The shadows of the night fill the room and the silhouette of middle-aged Nomar slowly appears as he talks to this seemingly nine-year-old kid. “Do you want to get some ice cream?” Instead, they settle for the starry, navy skies, pink Chevrolet, and luminous green market. The mood feels mysterious and vivid.
The next couple of pages look like how Kavinsky would sound yet smooth jazz plays, blaring at Nomar and Oliver in the car. These pages are very 80’s, minimal shapes fill the dark streets as lampposts illuminate the night. Cloud shapes muddle, green neon lights hitting their skin perfectly like next bait. You know someone is about to get abducted! ZzZzWRRRZzZ. Static.
Writer Eliot Rahal allows Clara Meath’s art and colors to fluoresce in these pages with minimal narration. The now-red car directly stops underneath the glaring, yellow lamp. BOOOM! POW! POW! Glasses break as Esposito’s letters yell at us in the silent neighborhood. They look up at the bright yellow light and they’re gone. WHOOOOOOOM. Midnight Vista.
Present day arrives and Meath gives us a different style of artwork of brown and baby blue textures, as the now-older Oliver stumbles naked in daylight before his Tarzan-long hair.
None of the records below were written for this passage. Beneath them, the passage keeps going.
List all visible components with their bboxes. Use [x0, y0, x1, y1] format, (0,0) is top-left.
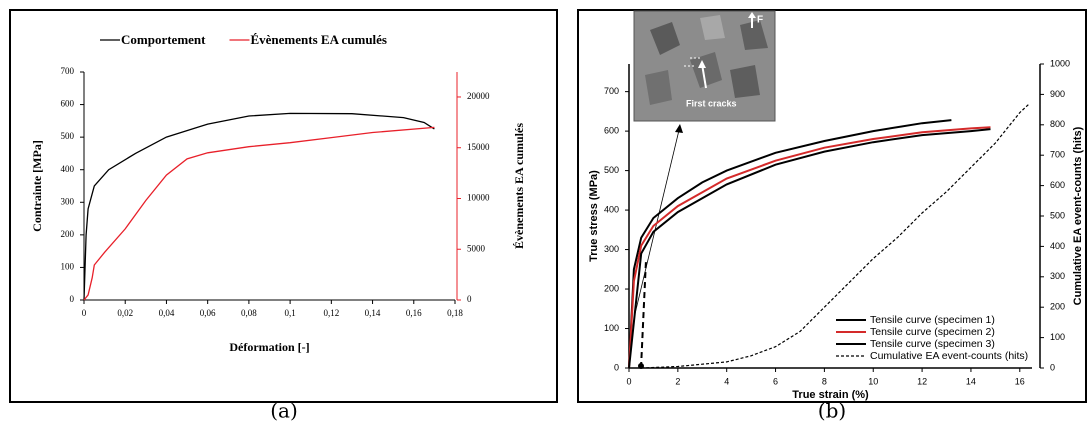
y2-axis-title: Cumulative EA event-counts (hits)	[1072, 126, 1084, 305]
y-tick-label: 0	[614, 362, 619, 372]
x-tick-label: 0,08	[241, 308, 257, 318]
legend-label: Comportement	[121, 32, 206, 47]
y2-tick-label: 100	[1050, 332, 1065, 342]
y2-tick-label: 800	[1050, 119, 1065, 129]
y-tick-label: 200	[61, 229, 75, 239]
legend-label: Tensile curve (specimen 1)	[870, 314, 995, 326]
series-line	[628, 128, 991, 369]
annotation: F	[757, 15, 763, 26]
y-tick-label: 500	[61, 131, 75, 141]
y-tick-label: 0	[70, 294, 75, 304]
series-line	[83, 126, 435, 301]
legend-label: Tensile curve (specimen 2)	[870, 326, 995, 338]
x-axis-title: Déformation [-]	[229, 340, 309, 354]
y2-tick-label: 15000	[467, 142, 490, 152]
annotation: First cracks	[686, 98, 737, 108]
x-tick-label: 10	[868, 376, 878, 386]
legend-label: Cumulative EA event-counts (hits)	[870, 350, 1028, 362]
y2-tick-label: 300	[1050, 271, 1065, 281]
y-axis-title: True stress (MPa)	[588, 170, 600, 262]
panel-border	[9, 9, 558, 403]
series-line	[628, 126, 991, 369]
y-tick-label: 400	[61, 164, 75, 174]
y-tick-label: 600	[604, 125, 619, 135]
x-tick-label: 0,18	[447, 308, 463, 318]
figure-label: (a)	[270, 399, 298, 423]
x-tick-label: 0	[82, 308, 87, 318]
y-tick-label: 600	[61, 99, 75, 109]
legend-label: Évènements EA cumulés	[250, 32, 387, 47]
y2-tick-label: 20000	[467, 91, 490, 101]
y2-tick-label: 200	[1050, 302, 1065, 312]
inset-photo	[633, 10, 776, 122]
y2-tick-label: 1000	[1050, 58, 1070, 68]
y-axis-title: Contrainte [MPa]	[30, 140, 44, 232]
x-tick-label: 0,04	[159, 308, 175, 318]
series-line	[83, 112, 435, 301]
x-tick-label: 0,1	[284, 308, 295, 318]
y-tick-label: 100	[604, 323, 619, 333]
y2-tick-label: 5000	[467, 243, 486, 253]
x-tick-label: 14	[966, 376, 976, 386]
y-tick-label: 700	[604, 86, 619, 96]
y2-tick-label: 400	[1050, 241, 1065, 251]
y2-tick-label: 500	[1050, 210, 1065, 220]
y2-tick-label: 600	[1050, 180, 1065, 190]
x-tick-label: 0,14	[365, 308, 381, 318]
x-tick-label: 4	[724, 376, 729, 386]
series-line	[628, 119, 952, 369]
y2-tick-label: 0	[1050, 362, 1055, 372]
y2-axis-title: Évènements EA cumulés	[512, 123, 526, 249]
x-tick-label: 0,02	[117, 308, 133, 318]
series-line	[641, 103, 1031, 369]
y-tick-label: 400	[604, 204, 619, 214]
y-tick-label: 300	[604, 244, 619, 254]
x-tick-label: 0	[626, 376, 631, 386]
y-tick-label: 700	[61, 66, 75, 76]
x-axis-title: True strain (%)	[792, 389, 869, 401]
x-tick-label: 0,06	[200, 308, 216, 318]
y2-tick-label: 10000	[467, 193, 490, 203]
x-tick-label: 0,16	[406, 308, 422, 318]
y-tick-label: 300	[61, 196, 75, 206]
panel-b: 0 2 4 6 8 10 12 14 16 0 100 200 300 400 500 600 700 0 100 2…	[577, 9, 1087, 403]
first-crack-line	[640, 259, 647, 369]
x-tick-label: 6	[773, 376, 778, 386]
y2-tick-label: 0	[467, 294, 472, 304]
y2-tick-label: 700	[1050, 150, 1065, 160]
legend-label: Tensile curve (specimen 3)	[870, 338, 995, 350]
x-tick-label: 12	[917, 376, 927, 386]
x-tick-label: 8	[822, 376, 827, 386]
y2-tick-label: 900	[1050, 89, 1065, 99]
x-tick-label: 16	[1015, 376, 1025, 386]
y-tick-label: 200	[604, 283, 619, 293]
x-tick-label: 0,12	[323, 308, 339, 318]
panel-a: 0 0,02 0,04 0,06 0,08 0,1 0,12 0,14 0,16 0,18 0 100…	[9, 9, 558, 403]
figure-label: (b)	[818, 399, 846, 423]
y-tick-label: 100	[61, 261, 75, 271]
x-tick-label: 2	[675, 376, 680, 386]
y-tick-label: 500	[604, 165, 619, 175]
He’s got huge, round eyes and appears surprisingly collected at the situation. “I swear to God if this is a prank, I’m gonna shoot your fucking dog!” My favorite style of Meath’s artwork is the saturated neon flashbacks of these extraterrestrials, double-splashed pink and red reminding me of a cooler Clockwork Orange aversion therapy. Either way is fresh. This is how brightly weird this book is! Midnight Vistaaa.